Accurate detection of serum tumor biomarkers is important for early cancer screening. However, serum is a highly complex biological system where signals from different molecules often overlap and interfere with each other, making accurate quantification difficult. Many existing machine learning methods for biomarker detection function as "black boxes," making their prediction process difficult to understand in clinical applications.

In a study published in Analytical Chemistry, a team from Hefei Institutes of Physical Science of the Chinese Academy of Sciences, along with collaborators from Hefei Cancer Hospital, developed an interpretable stacked ensemble learning framework for detecting serum tumor biomarkers. By combining the framework with surface-enhanced Raman spectroscopy (SERS), the researchers achieved high-precision quantitative analysis of up to 12 biomarkers in serum.
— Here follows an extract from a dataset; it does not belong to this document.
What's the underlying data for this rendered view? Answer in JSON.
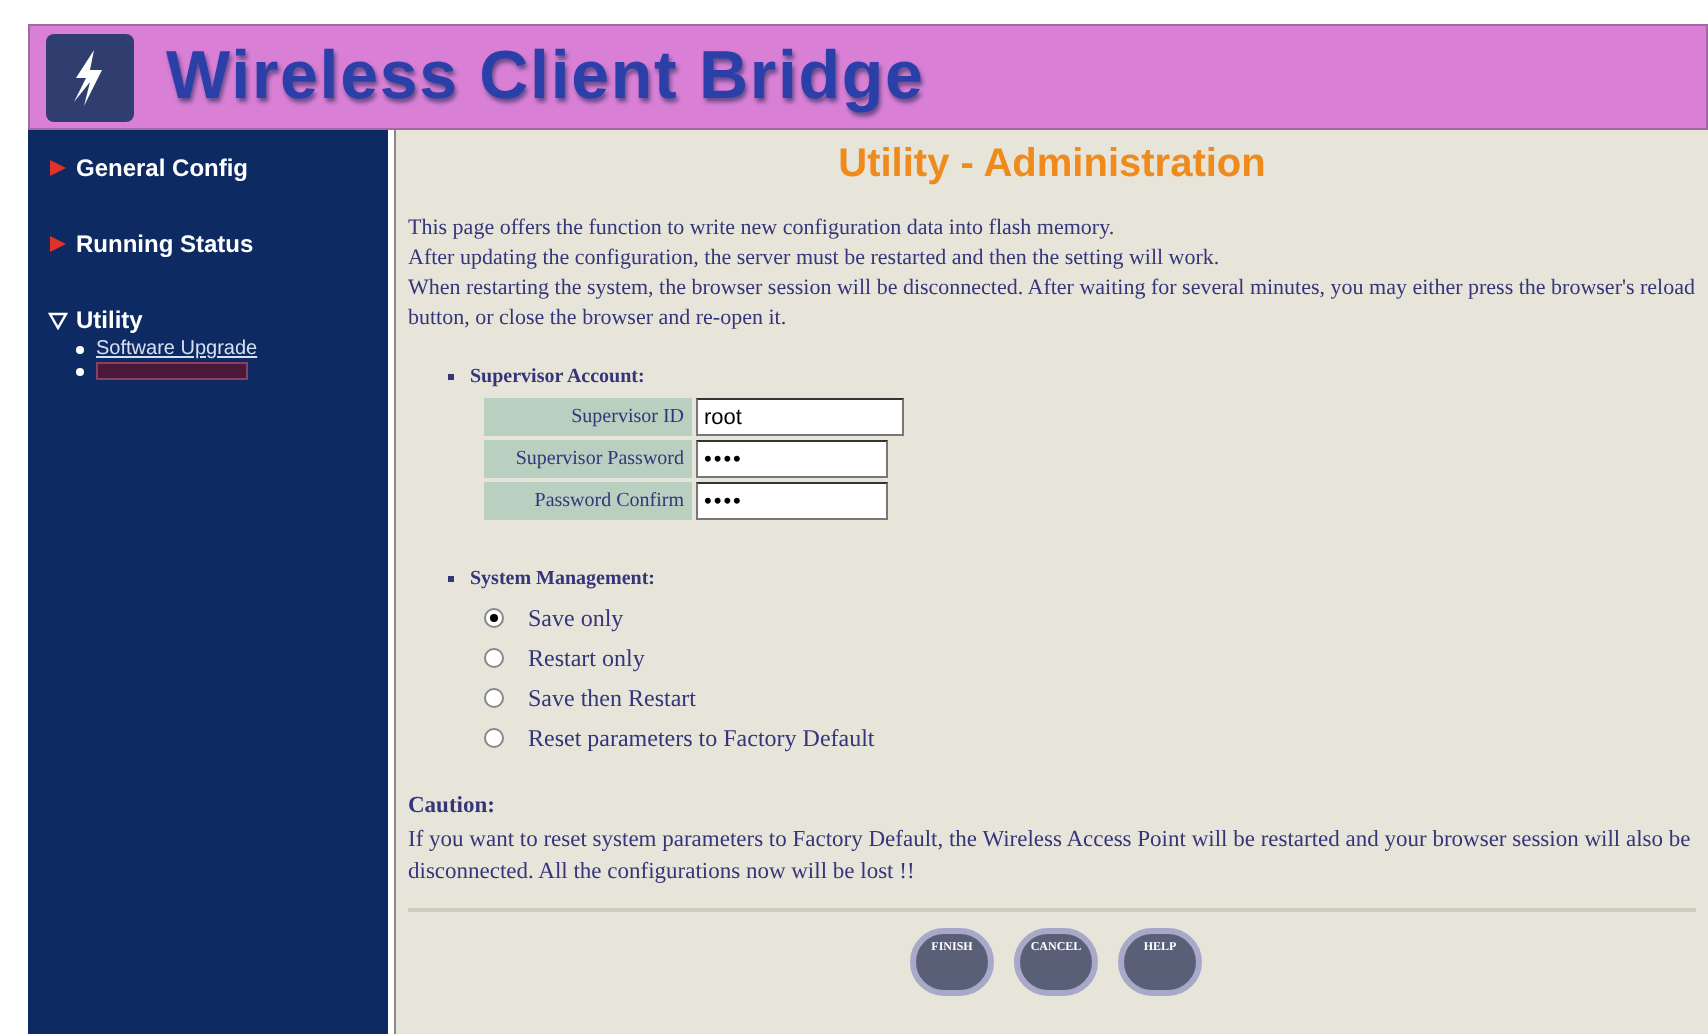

The framework for SERS data analysis predicts biomarker concentrations and helps explain which spectral features contribute to the results. It integrates three machine learning models: support vector regression, extreme gradient boosting and partial least squares regression, and it improve prediction stability and accuracy through an elastic net-based meta-model. A LASSO-based feature selection method is also introduced, which reduces data dimensionality and improves computational efficiency.

This framework showed strong performance in quantifying 12 tumor biomarkers, including AFP, CEA, CA19-9, and CA125. All these biomarkers achieved R2 values above 0.9, with ferritin and SCCA reaching 0.981 and 0.988, respectively.

To improve the explainability, the researchers applied Shapley additive explanations (SHAP) to connect key Raman spectral peaks with molecular vibration features, which helped reveal how factors such as glycosylation, matrix interference, and spectral overlap affect prediction accuracy.

This study provides a general framework for high-precision multi-biomarker detection in complex biological samples, with potential applications in early cancer screening and precision medicine.